Artisanship means mastering something to the point of self-expression.
It's the difference between this:
A nice chair that works, is even handsome.
It is solid.
It works.
But it doesn't have a voice.
It doesn't have opinions or establish its own conventions.
And this:
A chair that makes a statement.
It expresses something about the wood that is being used;
about the body that will sit in it.
It even expresses philosophical opinions about what the form of the chair means.
But it is still definitely a chair for being sat upon.
When it comes to code, sometimes the artisanship is obvious.
You might see a site that displays in an unusual way, perhaps it has interesting scroll effects, or animations when clicks and hovers and form submissions happen.
But just as often, the artisanship is hidden.
You might catch a glimpse of it when content changes smoothly without reloading the page.
You might be able to see it if you investigate the source code and see how few elements there are, or how the styles and scripts are neatly organized into logical groupings.
Sometimes artisanship in code is obvious, but just as often it is hidden in the source.
This craftsmanship relates to content strategies, frameworks deployed, and systemic logics that reflect the developer's views on what role an interface should play in a user's life, and who the user is, and what the creator of the organization wants to say about itself.
If you were to talk with a coder about what techniques, languages, and frameworks they do and don't like, you will start to get the expressive language that denote not only opinions, but also a desire for self-expression.
"Functional programming cannot not be a chaotic, bulky mess."
We've got someone who values order, structure, and cleanness and abhors looseness and whimsy.
"With today's processors, strong typing is just a waste of keystrokes."
Here we have someone who loves speed, and is not worried about practical considerations like fuel efficiency.
"Typescript is very nice. It keeps javascript from being its own worst enemy."
Here we have someone who is humanistic and psychoanalytical.
All of this is very helpful for giving developers the respect they deserve, but ultimately it is not art.
Developers deserve respect, but almost nothing of what you see online is art.
But what of art?
I have been mulling over the question "what is art for the personal computer?" for a long time.
Good art activates the mind and the emotions, and allows the audience to have their reactions.
In some way, all good art stands on its own, independent of the artist.
If artisanship in coding is in the code, then artistry is in the data.
The difference between art and craft is basically this:
An elegant image of a stylish woman, crafted and designed to sell a product.
The mastery of makeup, lighting, framing, and typesetting are all on display, but if this image fails to help sell Shontex (whatever that is), then it really isn't serving its purpose at all.
vs this:
Willem de Kooning's Woman 1: A masterful work of art utilizing an incredible arsenal of brushstrokes and colors.
It also depicts a woman, but what makes it art is that it draws the viewer into a unique relationship with the subject and allows the viewer to have her own reaction to it.
Code is the form, but data is the content.
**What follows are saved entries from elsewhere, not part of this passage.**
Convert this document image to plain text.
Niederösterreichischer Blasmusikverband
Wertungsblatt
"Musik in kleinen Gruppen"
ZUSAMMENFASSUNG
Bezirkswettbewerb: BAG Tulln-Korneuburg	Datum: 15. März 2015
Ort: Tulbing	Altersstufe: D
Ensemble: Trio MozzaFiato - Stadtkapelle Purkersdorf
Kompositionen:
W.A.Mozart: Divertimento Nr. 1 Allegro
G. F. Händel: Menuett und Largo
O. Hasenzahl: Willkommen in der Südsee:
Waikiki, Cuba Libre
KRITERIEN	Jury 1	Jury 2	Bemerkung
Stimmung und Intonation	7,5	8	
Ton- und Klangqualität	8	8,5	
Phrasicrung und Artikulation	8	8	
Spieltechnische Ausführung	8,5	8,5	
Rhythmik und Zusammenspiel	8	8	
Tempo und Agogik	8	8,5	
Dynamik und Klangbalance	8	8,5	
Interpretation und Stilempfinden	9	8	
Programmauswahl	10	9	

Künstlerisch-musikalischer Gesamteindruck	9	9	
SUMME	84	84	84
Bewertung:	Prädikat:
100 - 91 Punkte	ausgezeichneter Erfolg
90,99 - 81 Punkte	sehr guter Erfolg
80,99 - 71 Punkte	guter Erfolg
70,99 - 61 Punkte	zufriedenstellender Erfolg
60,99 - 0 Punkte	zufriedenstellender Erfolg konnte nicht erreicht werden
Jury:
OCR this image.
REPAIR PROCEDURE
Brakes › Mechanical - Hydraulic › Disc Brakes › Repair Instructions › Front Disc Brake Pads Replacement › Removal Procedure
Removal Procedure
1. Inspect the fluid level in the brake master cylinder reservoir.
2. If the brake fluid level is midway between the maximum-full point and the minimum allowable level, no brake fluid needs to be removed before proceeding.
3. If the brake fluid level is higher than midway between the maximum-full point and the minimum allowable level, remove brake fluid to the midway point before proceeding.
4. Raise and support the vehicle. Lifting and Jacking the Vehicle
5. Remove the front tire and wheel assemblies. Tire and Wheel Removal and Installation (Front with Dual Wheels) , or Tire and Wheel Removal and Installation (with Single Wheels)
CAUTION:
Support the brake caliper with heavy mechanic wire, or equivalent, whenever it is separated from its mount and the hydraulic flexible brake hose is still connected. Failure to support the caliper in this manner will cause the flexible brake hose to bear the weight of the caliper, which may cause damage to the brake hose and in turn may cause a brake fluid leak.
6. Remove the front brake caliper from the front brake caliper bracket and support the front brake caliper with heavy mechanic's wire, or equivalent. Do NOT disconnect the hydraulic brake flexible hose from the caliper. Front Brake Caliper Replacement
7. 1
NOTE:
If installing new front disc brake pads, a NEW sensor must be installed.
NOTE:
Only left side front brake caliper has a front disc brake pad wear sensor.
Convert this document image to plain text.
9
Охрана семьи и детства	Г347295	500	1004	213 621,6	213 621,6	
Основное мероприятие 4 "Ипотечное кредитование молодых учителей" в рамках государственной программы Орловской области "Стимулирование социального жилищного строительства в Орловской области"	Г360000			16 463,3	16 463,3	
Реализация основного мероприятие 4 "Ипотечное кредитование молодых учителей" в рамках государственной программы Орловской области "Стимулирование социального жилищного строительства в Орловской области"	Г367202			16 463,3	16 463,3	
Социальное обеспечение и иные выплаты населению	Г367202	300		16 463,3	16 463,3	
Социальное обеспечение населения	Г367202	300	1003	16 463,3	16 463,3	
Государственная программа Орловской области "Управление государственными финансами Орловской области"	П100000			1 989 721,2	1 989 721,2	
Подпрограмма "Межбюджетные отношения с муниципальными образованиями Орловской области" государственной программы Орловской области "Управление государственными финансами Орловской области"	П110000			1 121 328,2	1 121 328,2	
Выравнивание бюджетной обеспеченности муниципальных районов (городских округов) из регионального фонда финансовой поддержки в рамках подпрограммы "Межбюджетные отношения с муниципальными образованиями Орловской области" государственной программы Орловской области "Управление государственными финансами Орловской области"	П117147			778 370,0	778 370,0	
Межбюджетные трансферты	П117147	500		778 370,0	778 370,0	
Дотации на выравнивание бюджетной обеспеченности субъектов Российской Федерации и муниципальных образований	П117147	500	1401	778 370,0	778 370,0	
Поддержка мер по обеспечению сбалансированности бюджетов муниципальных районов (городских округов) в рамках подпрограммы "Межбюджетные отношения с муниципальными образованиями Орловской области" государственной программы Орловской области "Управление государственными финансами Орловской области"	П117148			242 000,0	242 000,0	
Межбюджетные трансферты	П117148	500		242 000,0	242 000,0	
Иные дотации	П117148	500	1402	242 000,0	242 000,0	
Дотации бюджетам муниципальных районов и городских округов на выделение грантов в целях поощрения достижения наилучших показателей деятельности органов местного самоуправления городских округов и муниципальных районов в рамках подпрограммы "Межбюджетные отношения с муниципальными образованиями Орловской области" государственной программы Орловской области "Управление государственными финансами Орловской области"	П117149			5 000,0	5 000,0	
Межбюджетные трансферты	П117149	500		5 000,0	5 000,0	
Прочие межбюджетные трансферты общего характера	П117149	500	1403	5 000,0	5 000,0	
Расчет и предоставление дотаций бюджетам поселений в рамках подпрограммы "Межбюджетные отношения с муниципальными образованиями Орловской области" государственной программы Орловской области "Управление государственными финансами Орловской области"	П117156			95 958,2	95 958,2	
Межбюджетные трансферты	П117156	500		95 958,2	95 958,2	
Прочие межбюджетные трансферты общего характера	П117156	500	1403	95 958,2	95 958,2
A banking website may be craftily created, but its function has to work for a bank, or it fails.
A personal website may be very expressive, but it usually sells its owner.
So, if you want to create a truly artistic website or application, you have to provide data to the user, and then completely give up on all the platitudes:
- Don't make the world a better place
- Don't help people work better
- Don't help people be their best selves
- Don't try to sell anything, including yourself.
We have reactions to the data all around us, whether it's products on Amazon, or news items in a feed.
If a website or application is to be art, it cannot have a prescribed purpose.
Most of the time, we don't realize how we're being manipulated, or just battering ourselves with emotionally draining content.
Breaking the spell of that data is what art can do, but you have to find a way of letting go of all that built-up intention.